The Vague History of a Brilliant Gem--An Ornament of Napoleon's Sword Hilt.

Very little is known regarding this beautiful gem, whose history begins as abruptly as it terminates. Like one of those bright meteors, which in northern climes suddenly flash across the starry firmament to be presently extinguished in darkness, it makes its appearance in the British metropolis about the time of the French Revolution, and has already vanished out of sight almost before the close of the eighteenth century. Murray, who is almost our only authority for its brief but brilliant career, tells us that it belonged originally to Mr. Eliason (the same gentleman who sold the "Blue" diamond to Mr. Hope), of London. It was seen in his possession by a trust-worthy person, from whom Murray received the few particulars which he has recorded regarding its subsequent history. From this source we learn that it was purchased from Eliason for 8,000 pound by Napoleon Buonaparte, and by him worn in the hilt of his sword on the occasion of his wedding with the hapless Josephine Beauharnais, in 1796. Murray adds that "it was not a diamond of the first class," although it is known to have really been a very perfect stone.

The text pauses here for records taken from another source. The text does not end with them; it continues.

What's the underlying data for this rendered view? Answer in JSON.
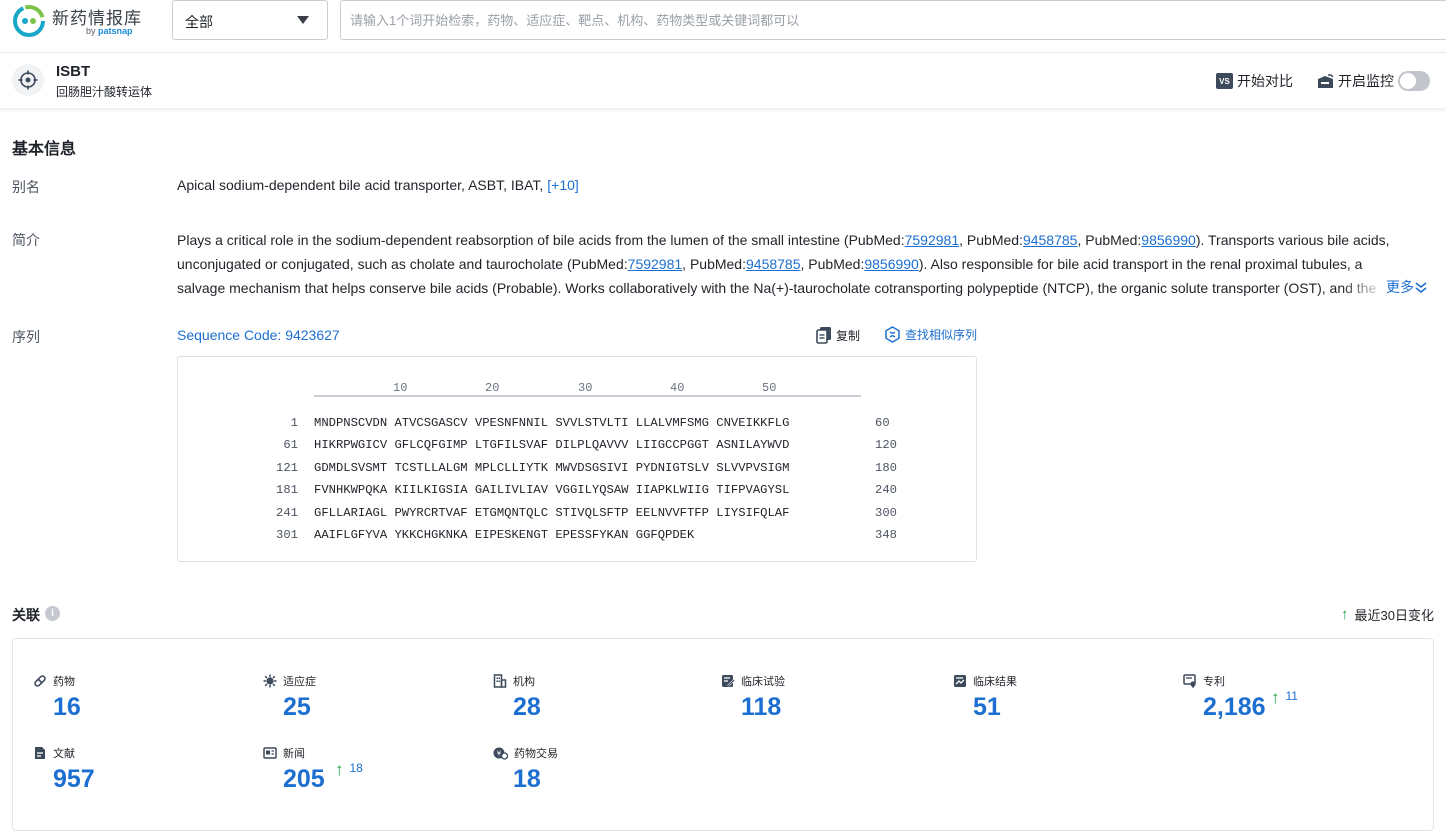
{
  "brand": {
    "title": "新药情报库",
    "sub_by": "by",
    "sub_name": "patsnap"
  },
  "search": {
    "scope": "全部",
    "placeholder": "请输入1个词开始检索，药物、适应症、靶点、机构、药物类型或关键词都可以"
  },
  "target": {
    "name": "ISBT",
    "cn_name": "回肠胆汁酸转运体",
    "compare_badge": "VS",
    "compare_label": "开始对比",
    "monitor_label": "开启监控",
    "monitor_on": false
  },
  "basic_info": {
    "title": "基本信息",
    "alias_label": "别名",
    "alias_text": "Apical sodium-dependent bile acid transporter,  ASBT,  IBAT,",
    "alias_more": "[+10]",
    "intro_label": "简介",
    "intro_segments": [
      "Plays a critical role in the sodium-dependent reabsorption of bile acids from the lumen of the small intestine (PubMed:",
      "7592981",
      ", PubMed:",
      "9458785",
      ", PubMed:",
      "9856990",
      "). Transports various bile acids, unconjugated or conjugated, such as cholate and taurocholate (PubMed:",
      "7592981",
      ", PubMed:",
      "9458785",
      ", PubMed:",
      "9856990",
      "). Also responsible for bile acid transport in the renal proximal tubules, a salvage mechanism that helps conserve bile acids (Probable). Works collaboratively with the Na(+)-taurocholate cotransporting polypeptide (NTCP), the organic solute transporter (OST), and the bile salt export pump (BSEP), to ensure efficacious biological recycling of bile acids during enterohepatic circulation."
    ],
    "more_label": "更多",
    "sequence_label": "序列",
    "sequence_code": "Sequence Code: 9423627",
    "copy_label": "复制",
    "similar_label": "查找相似序列",
    "ruler_ticks": [
      "10",
      "20",
      "30",
      "40",
      "50"
    ],
    "sequence_rows": [
      {
        "start": "1",
        "seq": "MNDPNSCVDN ATVCSGASCV VPESNFNNIL SVVLSTVLTI LLALVMFSMG CNVEIKKFLG",
        "end": "60"
      },
      {
        "start": "61",
        "seq": "HIKRPWGICV GFLCQFGIMP LTGFILSVAF DILPLQAVVV LIIGCCPGGT ASNILAYWVD",
        "end": "120"
      },
      {
        "start": "121",
        "seq": "GDMDLSVSMT TCSTLLALGM MPLCLLIYTK MWVDSGSIVI PYDNIGTSLV SLVVPVSIGM",
        "end": "180"
      },
      {
        "start": "181",
        "seq": "FVNHKWPQKA KIILKIGSIA GAILIVLIAV VGGILYQSAW IIAPKLWIIG TIFPVAGYSL",
        "end": "240"
      },
      {
        "start": "241",
        "seq": "GFLLARIAGL PWYRCRTVAF ETGMQNTQLC STIVQLSFTP EELNVVFTFP LIYSIFQLAF",
        "end": "300"
      },
      {
        "start": "301",
        "seq": "AAIFLGFYVA YKKCHGKNKA EIPESKENGT EPESSFYKAN GGFQPDEK",
        "end": "348"
      }
    ]
  },
  "associations": {
    "title": "关联",
    "info_glyph": "i",
    "legend_label": "最近30日变化",
    "stats": [
      {
        "key": "drug",
        "label": "药物",
        "value": "16",
        "delta": null
      },
      {
        "key": "indication",
        "label": "适应症",
        "value": "25",
        "delta": null
      },
      {
        "key": "organization",
        "label": "机构",
        "value": "28",
        "delta": null
      },
      {
        "key": "clinical-trial",
        "label": "临床试验",
        "value": "118",
        "delta": null
      },
      {
        "key": "clinical-result",
        "label": "临床结果",
        "value": "51",
        "delta": null
      },
      {
        "key": "patent",
        "label": "专利",
        "value": "2,186",
        "delta": "11"
      },
      {
        "key": "literature",
        "label": "文献",
        "value": "957",
        "delta": null
      },
      {
        "key": "news",
        "label": "新闻",
        "value": "205",
        "delta": "18"
      },
      {
        "key": "deal",
        "label": "药物交易",
        "value": "18",
        "delta": null
      }
    ]
  },
  "colors": {
    "link": "#1c6fd1",
    "up": "#22a447",
    "text": "#1f2329"
  }
}
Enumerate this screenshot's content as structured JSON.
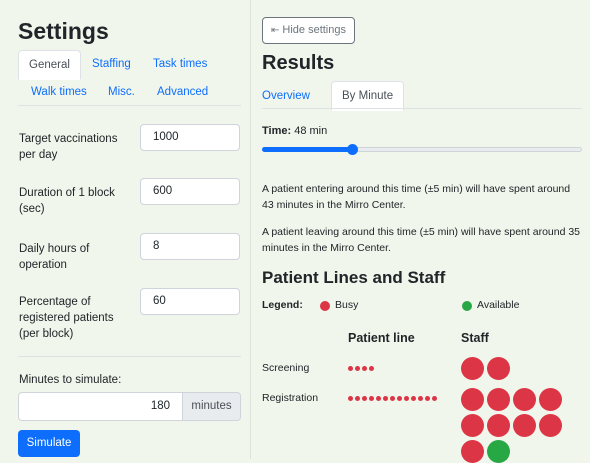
{
  "settings": {
    "title": "Settings",
    "tabs": [
      "General",
      "Staffing",
      "Task times",
      "Walk times",
      "Misc.",
      "Advanced"
    ],
    "fields": [
      {
        "label": "Target vaccinations per day",
        "value": "1000"
      },
      {
        "label": "Duration of 1 block (sec)",
        "value": "600"
      },
      {
        "label": "Daily hours of operation",
        "value": "8"
      },
      {
        "label": "Percentage of registered patients (per block)",
        "value": "60"
      }
    ],
    "minutes_label": "Minutes to simulate:",
    "minutes_value": "180",
    "minutes_unit": "minutes",
    "simulate_label": "Simulate"
  },
  "results": {
    "hide_button": "Hide settings",
    "hide_icon": "arrow-left-bar-icon",
    "title": "Results",
    "tabs": [
      "Overview",
      "By Minute"
    ],
    "time_label": "Time:",
    "time_value": "48 min",
    "slider_fraction": 0.28,
    "entering_text": "A patient entering around this time (±5 min) will have spent around 43 minutes in the Mirro Center.",
    "leaving_text": "A patient leaving around this time (±5 min) will have spent around 35 minutes in the Mirro Center.",
    "lines_title": "Patient Lines and Staff",
    "legend_label": "Legend:",
    "legend_busy": "Busy",
    "legend_available": "Available",
    "col_patient_line": "Patient line",
    "col_staff": "Staff",
    "colors": {
      "busy": "#dc3545",
      "available": "#28a745",
      "accent": "#0d6efd"
    },
    "rows": [
      {
        "name": "Screening",
        "line_count": 4,
        "staff_busy": 2,
        "staff_available": 0
      },
      {
        "name": "Registration",
        "line_count": 13,
        "staff_busy": 9,
        "staff_available": 1
      }
    ]
  }
}
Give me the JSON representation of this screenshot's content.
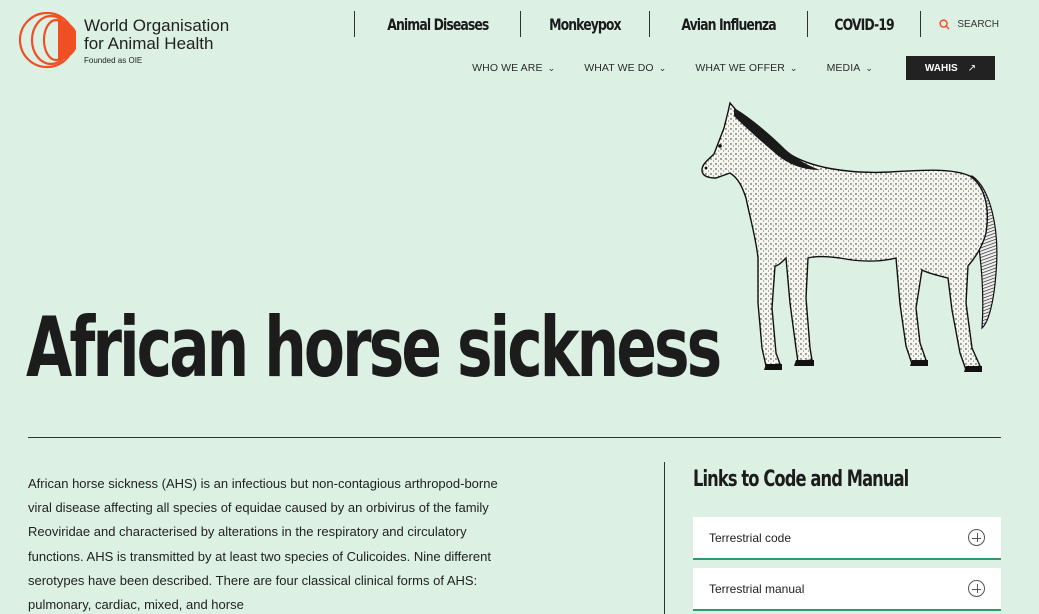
{
  "logo": {
    "line1": "World Organisation",
    "line2": "for Animal Health",
    "subtitle": "Founded as OIE",
    "brand_color": "#f04e23"
  },
  "top_nav": {
    "links": [
      "Animal Diseases",
      "Monkeypox",
      "Avian Influenza",
      "COVID-19"
    ],
    "search_label": "SEARCH",
    "search_icon_color": "#f04e23"
  },
  "main_nav": {
    "items": [
      "WHO WE ARE",
      "WHAT WE DO",
      "WHAT WE OFFER",
      "MEDIA"
    ],
    "cta_label": "WAHIS",
    "cta_arrow": "↗"
  },
  "hero": {
    "title": "African horse sickness",
    "image": "horse-illustration"
  },
  "intro": {
    "text": "African horse sickness (AHS) is an infectious but non-contagious arthropod-borne viral disease affecting all species of equidae caused by an orbivirus of the family Reoviridae and characterised by alterations in the respiratory and circulatory functions. AHS is transmitted by at least two species of Culicoides. Nine different serotypes have been described. There are four classical clinical forms of AHS: pulmonary, cardiac, mixed, and horse"
  },
  "links_panel": {
    "title": "Links to Code and Manual",
    "items": [
      "Terrestrial code",
      "Terrestrial manual"
    ],
    "accent": "#2b9b71"
  },
  "colors": {
    "background": "#dcf1e4",
    "text": "#1d1d1d"
  }
}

It is remarkable that at that early period of his career, when he was still only a distinguished general of the Republican forces, Napoleon had already amassed wealth enough to afford to spend 8,000 pound on a single gem. Still more remarkable is the fact that nothing more is heard of this diamond after it thus came into the possession of "le petit caporal." In the inventory of the crown jewels prepared by order of the emperor in 1810, there is no separate entry of any diamond of this size. It may possibly have been removed from the sword, and included in one or other of the numerous groups of brilliants contained in that collection. But in any case it must have been sold before Napoleon III. came to the throne, for the Empress Eugenie has assured us that she never saw it amongst the French crown treasures.